Hydra still ends in the same place as the other stages: a populated ExperimentConfig dataclass passed into the placeholder training function.

Typical usage:

$ uv run --group examples python code/dummy_train/hydra_main.py
$ uv run --group examples python code/dummy_train/hydra_main.py experiment.lr=1e-3 experiment.width=128

Hydra starts to pay off when:

  • experiment configurations are numerous enough that you want them in a directory tree
  • different groups of settings naturally belong together
  • command-line overrides should work on nested config values

But Hydra is not automatically better than TOML or argparse. It adds concepts: config groups, composition, and a framework-specific override syntax. That extra power is useful only if the project is large enough to benefit from it. For a single local script, Hydra may be more structure than you need.

6.5 Looking ahead: Optuna

The three approaches above are all about manual parametrization: they make it easier for a human to choose hyper-parameters and feed them into the same script in a controlled way.

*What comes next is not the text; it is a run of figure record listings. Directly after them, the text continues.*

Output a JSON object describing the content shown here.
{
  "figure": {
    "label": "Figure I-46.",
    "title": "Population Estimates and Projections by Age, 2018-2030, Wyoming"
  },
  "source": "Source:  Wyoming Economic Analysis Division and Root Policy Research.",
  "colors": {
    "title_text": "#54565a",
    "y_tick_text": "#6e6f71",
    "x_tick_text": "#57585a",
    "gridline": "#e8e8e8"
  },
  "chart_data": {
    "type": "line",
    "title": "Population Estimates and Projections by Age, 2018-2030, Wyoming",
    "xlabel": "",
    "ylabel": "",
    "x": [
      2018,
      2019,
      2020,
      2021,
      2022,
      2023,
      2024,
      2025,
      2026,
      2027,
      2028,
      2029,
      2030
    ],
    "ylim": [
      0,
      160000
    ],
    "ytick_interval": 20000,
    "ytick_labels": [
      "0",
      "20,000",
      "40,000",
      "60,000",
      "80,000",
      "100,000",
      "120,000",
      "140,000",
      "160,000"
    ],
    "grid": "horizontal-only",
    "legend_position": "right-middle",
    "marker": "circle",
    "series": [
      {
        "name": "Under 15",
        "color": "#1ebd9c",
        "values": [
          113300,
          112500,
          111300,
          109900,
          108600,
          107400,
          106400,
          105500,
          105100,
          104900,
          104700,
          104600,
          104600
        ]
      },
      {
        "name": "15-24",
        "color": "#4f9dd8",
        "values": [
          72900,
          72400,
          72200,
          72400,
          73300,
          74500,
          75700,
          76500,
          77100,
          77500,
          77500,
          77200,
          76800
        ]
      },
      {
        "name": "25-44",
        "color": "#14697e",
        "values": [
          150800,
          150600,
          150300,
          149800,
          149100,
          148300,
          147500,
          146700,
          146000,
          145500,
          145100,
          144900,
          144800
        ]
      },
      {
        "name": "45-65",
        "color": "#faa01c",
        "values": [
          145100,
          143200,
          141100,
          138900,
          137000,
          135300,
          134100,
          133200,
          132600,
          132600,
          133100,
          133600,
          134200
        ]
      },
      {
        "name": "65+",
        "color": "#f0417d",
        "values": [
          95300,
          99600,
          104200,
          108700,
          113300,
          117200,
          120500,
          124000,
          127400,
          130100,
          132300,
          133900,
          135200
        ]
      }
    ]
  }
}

Hyperparameter tuning, through something like Optuna, addresses a different problem. Instead of choosing each learning rate or width by hand, Optuna can search over candidate values automatically and track which settings worked best.

6.6 Comparing the approaches

Approach Best for Main benefit Main cost
Edit the file Very small, local experiments Almost no abstraction Hard to reproduce and compare runs
argparse A few parameters changed often Simple path from flags to a dataclass Long commands become repetitive
TOML Stable defaults written down in a file File-based defaults with a simple loader Another config format to maintain
Hydra Larger experiment trees Structured configs and powerful overrides More concepts and more complexity

The important point is not to “graduate” to the most sophisticated tool as quickly as possible. The right level of parametrization is the one that reduces friction for your current experiments without making the code harder to understand than it needs to be.